Compared to traditional IPOs, it is more flexible to use a SPAC to get listed in the stock market. That is, when a SPAC uses a publicly-listed SPAC to acquire and merge with a private target company, the target company has considerable flexibility to evaluate and explain its business growth prospect and financial forecast, making it easier to obtain higher company valuation. On the contrary, companies listed through traditional IPOs need to follow strict disclosure obligations. SEC even issued Regulations S-K Section 10(b) as the guideline for how companies shall make their financial forecasts. Although SPACs enjoy some regulatory flexibilities, SEC still issued reminders several times regarding SPACs’ obligation to truthful disclosure. If there is any misrepresentation, the SPAC and its responsible person might still be liable for violating securities exchange laws.
Because of a SPAC’s flexibility in making forecasts on business growth and future financial prospects, since 2020, reports have repeatedly pointed out that SPACs were involved in misrepresentation of business or finance, making investors suffer losses. For example, in 2020, the founder of Nikola Corporation, which was listed through a SPAC, announced unfinished products of the company through video clips and press releases, but, after the SPAC transactions were completed and Nikola was publicly traded on the market, reports surfaced that the company was involved in misrepresentation. In July 2021, SEC filed a securities fraud lawsuit against the founder of Nikola, Trevor R. Milton.

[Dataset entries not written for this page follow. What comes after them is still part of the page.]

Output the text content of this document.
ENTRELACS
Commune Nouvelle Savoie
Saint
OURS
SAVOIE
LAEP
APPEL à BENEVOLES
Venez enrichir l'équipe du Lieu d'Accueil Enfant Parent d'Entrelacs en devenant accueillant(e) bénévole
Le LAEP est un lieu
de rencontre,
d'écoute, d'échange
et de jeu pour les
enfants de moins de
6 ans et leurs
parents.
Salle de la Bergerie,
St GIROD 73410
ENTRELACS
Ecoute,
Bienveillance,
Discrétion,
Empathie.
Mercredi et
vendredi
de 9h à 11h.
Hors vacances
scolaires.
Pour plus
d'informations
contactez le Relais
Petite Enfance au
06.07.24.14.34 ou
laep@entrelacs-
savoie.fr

From the example above, we see that although SPACs can give businesses certain flexibilities in disclosure, but since negative reports about SPACs are increasing, which in turn makes investors more apprehensive, SPACs may not be the best way for businesses to raise funds. Lately there have been news reports stating that after a SPAC announced its public listing, there were more than 50% of investors who requested to redeem their investments, which greatly decreased the amount of fund raised by a SPAC listing. For example, this year, when the SPAC company Locust Walk Acquisition Corp. proposed the acquisition of eFFECTOR Therapeutics Inc. for the shareholders’ approval, the rate of redemption by the shareholders was as high as 97%, which significantly decreased the amount of fund eFFECTOR Therapeutics Inc. could raise by listing through a SPAC.
Preparation for a SPAC listing for Taiwanese businesses
Despite the controversies surrounding SPACs, they are still a possibility for public listing for Taiwanese businesses. However, before considering taking this route, one needs to understand the differences between the U.S. and Taiwan. In terms of accounting systems, the U.S. adopts the U.S. GAAP and one needs to reference the FASB (Financial Accounting Standard Board) guidelines to prepare and disclose their financial reports. Taiwan currently adopts the IFRS. As such, in terms of accounting systems, Taiwanese businesses need to make some adjustments first. In addition, when conducting M&A activities in Taiwan, companies are often evaluated by their stock price, net value per share, and EPS, but in U.S., a company’s EBITDA multiple, price-to-book ratio, and price-to-sales ratio are more often used. Therefore, there might be differences in terms of the basis of discussion. One needs to be mentally prepared for such a difference before negotiation.
Lastly, if a Taiwanese company desires to be listed abroad, the company may need to adjust its organization first to ensure that it complies with the Taiwanese government’s regulations regarding foreign investments.
In conclusion, if a Taiwanese company plans to be listed via a SPAC, there are considerable amount of preparation in the preliminary stage. The company needs to work closely with its accounting and legal teams to adjust its organization and preparations to ensure a smooth SPAC listing process.